Transcriptomic dataset of neural progenitors differentiated from Parkinson's disease patient induced pluripotent stem cells with heterozygous PARK2 junction mutations transduced with a lentivector containing PARK2 cDNA.

Parkinson's disease (PD) is a neurodegenerative pathology caused by progressive loss of dopaminergic neurons in the substantia nigra. Juvenile PD is known to be strongly associated with mutations in the PARK2 gene encoding E3 ubiquitin ligase Parkin. Despite numerous studies, molecular mechanisms that trigger PD still remain unknown. Here, we presented the transcriptome profile for neural progenitors (NP) which were obtained from iPSCs of Parkinson's disease patient, transduced with lentiviral particles carrying the full-length copy of cDNA PARK2. Transcriptome profiles were generated on an NextSeq 500 System (Illumina).
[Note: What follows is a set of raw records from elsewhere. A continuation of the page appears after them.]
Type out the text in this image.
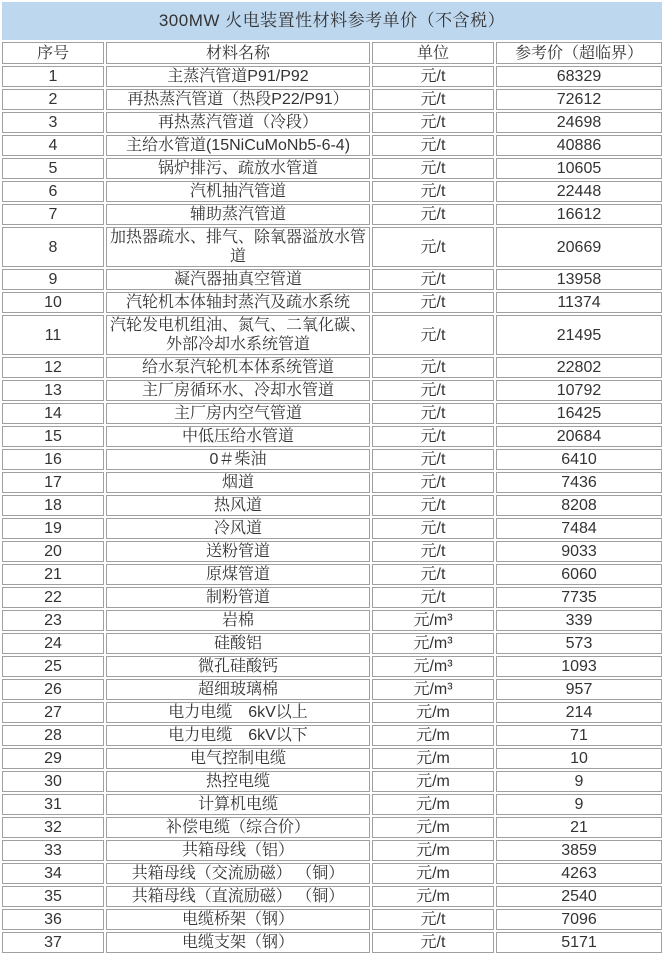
300MW 火电装置性材料参考单价（不含税）
序号	材料名称	单位	参考价（超临界）
1	主蒸汽管道P91/P92	元/t	68329
2	再热蒸汽管道（热段P22/P91）	元/t	72612
3	再热蒸汽管道（冷段）	元/t	24698
4	主给水管道(15NiCuMoNb5-6-4)	元/t	40886
5	锅炉排污、疏放水管道	元/t	10605
6	汽机抽汽管道	元/t	22448
7	辅助蒸汽管道	元/t	16612
8	加热器疏水、排气、除氧器溢放水管道	元/t	20669
9	凝汽器抽真空管道	元/t	13958
10	汽轮机本体轴封蒸汽及疏水系统	元/t	11374
11	汽轮发电机组油、氮气、二氧化碳、外部冷却水系统管道	元/t	21495
12	给水泵汽轮机本体系统管道	元/t	22802
13	主厂房循环水、冷却水管道	元/t	10792
14	主厂房内空气管道	元/t	16425
15	中低压给水管道	元/t	20684
16	0＃柴油	元/t	6410
17	烟道	元/t	7436
18	热风道	元/t	8208
19	冷风道	元/t	7484
20	送粉管道	元/t	9033
21	原煤管道	元/t	6060
22	制粉管道	元/t	7735
23	岩棉	元/m³	339
24	硅酸铝	元/m³	573
25	微孔硅酸钙	元/m³	1093
26	超细玻璃棉	元/m³	957
27	电力电缆　6kV以上	元/m	214
28	电力电缆　6kV以下	元/m	71
29	电气控制电缆	元/m	10
30	热控电缆	元/m	9
31	计算机电缆	元/m	9
32	补偿电缆（综合价）	元/m	21
33	共箱母线（铝）	元/m	3859
34	共箱母线（交流励磁） （铜）	元/m	4263
35	共箱母线（直流励磁） （铜）	元/m	2540
36	电缆桥架（钢）	元/t	7096
37	电缆支架（钢）	元/t	5171
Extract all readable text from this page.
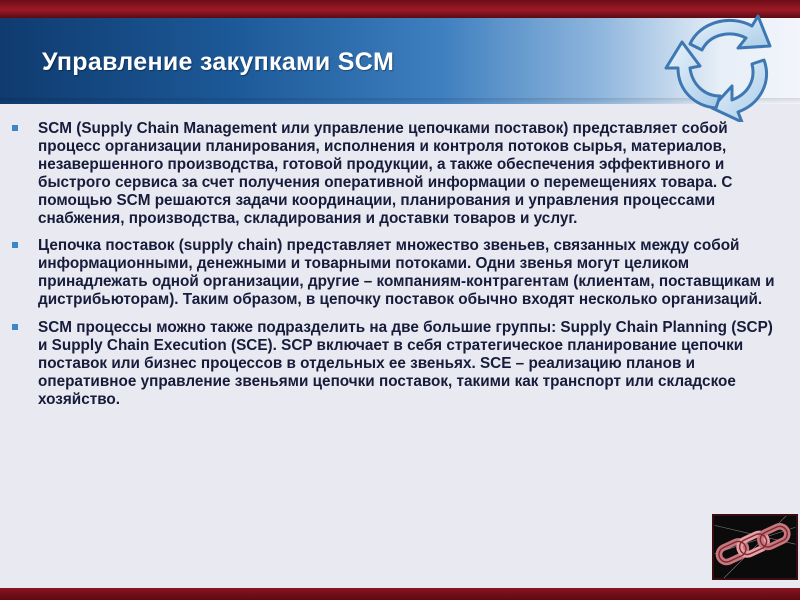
Управление закупками SCM
SCM (Supply Chain Management или управление цепочками поставок) представляет собой процесс организации планирования, исполнения и контроля потоков сырья, материалов, незавершенного производства, готовой продукции, а также обеспечения эффективного и быстрого сервиса за счет получения оперативной информации о перемещениях товара. С помощью SCM решаются задачи координации, планирования и управления процессами снабжения, производства, складирования и доставки товаров и услуг.
Цепочка поставок (supply chain) представляет множество звеньев, связанных между собой информационными, денежными и товарными потоками. Одни звенья могут целиком принадлежать одной организации, другие – компаниям-контрагентам (клиентам, поставщикам и дистрибьюторам). Таким образом, в цепочку поставок обычно входят несколько организаций.
SCM процессы можно также подразделить на две большие группы: Supply Chain Planning (SCP) и Supply Chain Execution (SCE). SCP включает в себя стратегическое планирование цепочки поставок или бизнес процессов в отдельных ее звеньях. SCE – реализацию планов и оперативное управление звеньями цепочки поставок, такими как транспорт или складское хозяйство.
A comparative transcriptome analysis of this data along with transcriptome profiles for NP of healthy donors and other patients with PD will allow determining the contribution of mutations of the PARK2 gene to PD pathogenesis and identifying genes whose expression depends on PARK2 overexpression. iPSCs from PD patient, carrying mutations in PARK2 gene (2 exon (del 202-203 AG) and 1 intron (splicing mutation IVS1+1G/A)), transduced with lentiviral particles carrying the full-length copy of cDNA PARK2 under minimal CMV + TetO promoter, were differentiated into uncommitted neural progenitors. Transcriptome profiles for the obtained samples were generated using NextSeq 500 System.